The mayor added that the city would continue to methodically look into whether any laws were broken or provisions of the ethics code violated. He indicated it could be some time before those determinations are made.
Mowing public property
Bartlett said the city has to live within its means. If the choice comes down to funding more police academies or providing more mowing cycles for city property, he’s fine with fewer mowing cycles.
“I think the public would like to see us take the latter (option), and that’s exactly what we’ve done,” Bartlett said.
Bynum criticized the mayor for including only five mowing cycles in his proposed Fiscal Year 2017 budget and said councilors are looking to change that. He also indicated that the city could work with the philanthropic community to address such issues.
The larger point, Bynum said, is that the mowing issue gives visitors a poor impression of our city.
“We need to hold ourselves to a higher standard,” he said.
Consolidating city and county governments
Both candidates said they do not support the idea.
Bartlett said it’s an impractical idea, noting, for example, that every police department in the county has different requirements for the job and different pay scales.

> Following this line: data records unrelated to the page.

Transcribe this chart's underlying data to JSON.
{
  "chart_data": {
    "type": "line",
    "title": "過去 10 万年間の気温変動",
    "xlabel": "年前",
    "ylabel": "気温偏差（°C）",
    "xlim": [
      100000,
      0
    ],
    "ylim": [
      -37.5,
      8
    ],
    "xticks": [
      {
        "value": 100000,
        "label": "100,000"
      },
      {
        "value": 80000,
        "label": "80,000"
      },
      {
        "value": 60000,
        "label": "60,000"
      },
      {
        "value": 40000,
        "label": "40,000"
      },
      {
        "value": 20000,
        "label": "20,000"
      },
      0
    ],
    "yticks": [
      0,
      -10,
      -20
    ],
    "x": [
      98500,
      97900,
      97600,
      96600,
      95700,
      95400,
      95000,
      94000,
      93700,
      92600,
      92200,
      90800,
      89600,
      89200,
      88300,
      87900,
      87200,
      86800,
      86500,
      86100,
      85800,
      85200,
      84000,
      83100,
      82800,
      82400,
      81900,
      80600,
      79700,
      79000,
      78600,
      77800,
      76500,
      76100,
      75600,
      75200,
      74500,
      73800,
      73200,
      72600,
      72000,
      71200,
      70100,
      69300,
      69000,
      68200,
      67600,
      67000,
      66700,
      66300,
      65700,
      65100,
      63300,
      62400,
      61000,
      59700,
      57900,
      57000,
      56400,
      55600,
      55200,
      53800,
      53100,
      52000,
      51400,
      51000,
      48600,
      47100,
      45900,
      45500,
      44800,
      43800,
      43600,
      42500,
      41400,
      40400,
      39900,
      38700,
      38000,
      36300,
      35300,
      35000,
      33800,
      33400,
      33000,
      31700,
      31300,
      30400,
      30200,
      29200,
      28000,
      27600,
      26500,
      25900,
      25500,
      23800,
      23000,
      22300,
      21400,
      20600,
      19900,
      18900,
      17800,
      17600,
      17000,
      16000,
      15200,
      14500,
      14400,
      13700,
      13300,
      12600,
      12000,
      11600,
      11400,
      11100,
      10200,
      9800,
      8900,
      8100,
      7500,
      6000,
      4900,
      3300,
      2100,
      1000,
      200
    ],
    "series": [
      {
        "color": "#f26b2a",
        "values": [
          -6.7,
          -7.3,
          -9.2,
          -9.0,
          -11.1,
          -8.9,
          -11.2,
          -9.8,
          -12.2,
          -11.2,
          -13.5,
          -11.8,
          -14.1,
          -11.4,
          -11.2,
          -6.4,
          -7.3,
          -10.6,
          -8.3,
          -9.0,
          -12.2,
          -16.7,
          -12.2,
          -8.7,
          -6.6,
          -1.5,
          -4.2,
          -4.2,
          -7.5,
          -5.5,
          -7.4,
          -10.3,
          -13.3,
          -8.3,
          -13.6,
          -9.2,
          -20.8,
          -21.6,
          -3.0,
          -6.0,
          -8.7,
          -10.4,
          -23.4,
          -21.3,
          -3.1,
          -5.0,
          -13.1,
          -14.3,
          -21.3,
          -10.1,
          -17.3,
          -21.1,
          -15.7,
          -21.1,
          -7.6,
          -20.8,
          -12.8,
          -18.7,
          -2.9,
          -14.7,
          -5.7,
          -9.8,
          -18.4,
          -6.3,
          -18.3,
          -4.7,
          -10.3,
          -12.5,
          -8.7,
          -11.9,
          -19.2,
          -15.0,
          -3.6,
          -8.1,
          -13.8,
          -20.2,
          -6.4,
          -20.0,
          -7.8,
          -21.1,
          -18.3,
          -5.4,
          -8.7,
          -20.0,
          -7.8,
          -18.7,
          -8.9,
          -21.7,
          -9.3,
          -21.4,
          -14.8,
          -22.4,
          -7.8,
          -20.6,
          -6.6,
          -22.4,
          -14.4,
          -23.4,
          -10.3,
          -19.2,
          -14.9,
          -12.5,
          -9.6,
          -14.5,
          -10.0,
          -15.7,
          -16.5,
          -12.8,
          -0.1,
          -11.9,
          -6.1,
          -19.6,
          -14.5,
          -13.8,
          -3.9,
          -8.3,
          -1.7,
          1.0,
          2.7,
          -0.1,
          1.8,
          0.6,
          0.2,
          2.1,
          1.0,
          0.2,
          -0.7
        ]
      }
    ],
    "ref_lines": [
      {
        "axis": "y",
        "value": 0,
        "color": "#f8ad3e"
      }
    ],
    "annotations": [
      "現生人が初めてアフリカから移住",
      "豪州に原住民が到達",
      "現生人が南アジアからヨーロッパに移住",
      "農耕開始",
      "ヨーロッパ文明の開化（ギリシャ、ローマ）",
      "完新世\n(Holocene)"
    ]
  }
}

“But I will commit to the short-term goal of unifying city/county departments where it does make sense,” Bartlett said.
The city and county have worked together to consolidate services, such as their health departments and libraries, and that effort should continue where practical, Bartlett said. The city and county continue to discuss the possibility of combining their park systems, the mayor noted.
Bynum said he believes that because of his good relationship with the county leaders he could work with them to go through every function of government to see which entity is best suited to provide the service.
The mayor simply does not have the relationships with county leaders that such an exercise would require, Bynum said.
“He’s torched his relationship with them to the point that there is no trust,” Bynum said.
What keeps you up at night?
Each candidate was asked what issue keeps them up at night as it relates to Tulsa’s long-term future?
Bartlett said national security and protecting the U.S. border keeps him up at night. He noted that there are many high-profile targets in the country, including a major intersection of pipelines in Cushing.
Those pipelines carry crude oil, natural gas and get fuel to and from refineries all over the country, the mayor said.
“If it were to be bombed, if something were to happen to it, it would have a tremendous negative impact on the economics, security and vitality of our country — not just the city of Tulsa,” Bartlett said. “We have to control the borders of our country.”
Bynun said he stays awake worrying that Tulsans have grown complacent and given up on aiming high.
His concern, he said, is “that the days when people thought we ought to be America’s Most Beautiful City and ought to be the Oil Capital of the World have gone by the wayside. … I think we have to wake up. I think we have to quit settling for less.”
The nonpartisan mayoral primary is scheduled for June 28. Should a candidate receive more than 50 percent of the vote, that person would be Tulsa’s next mayor and be sworn in in December.
A runoff primary, if needed, would be held Aug. 27. The general election is Nov. 8.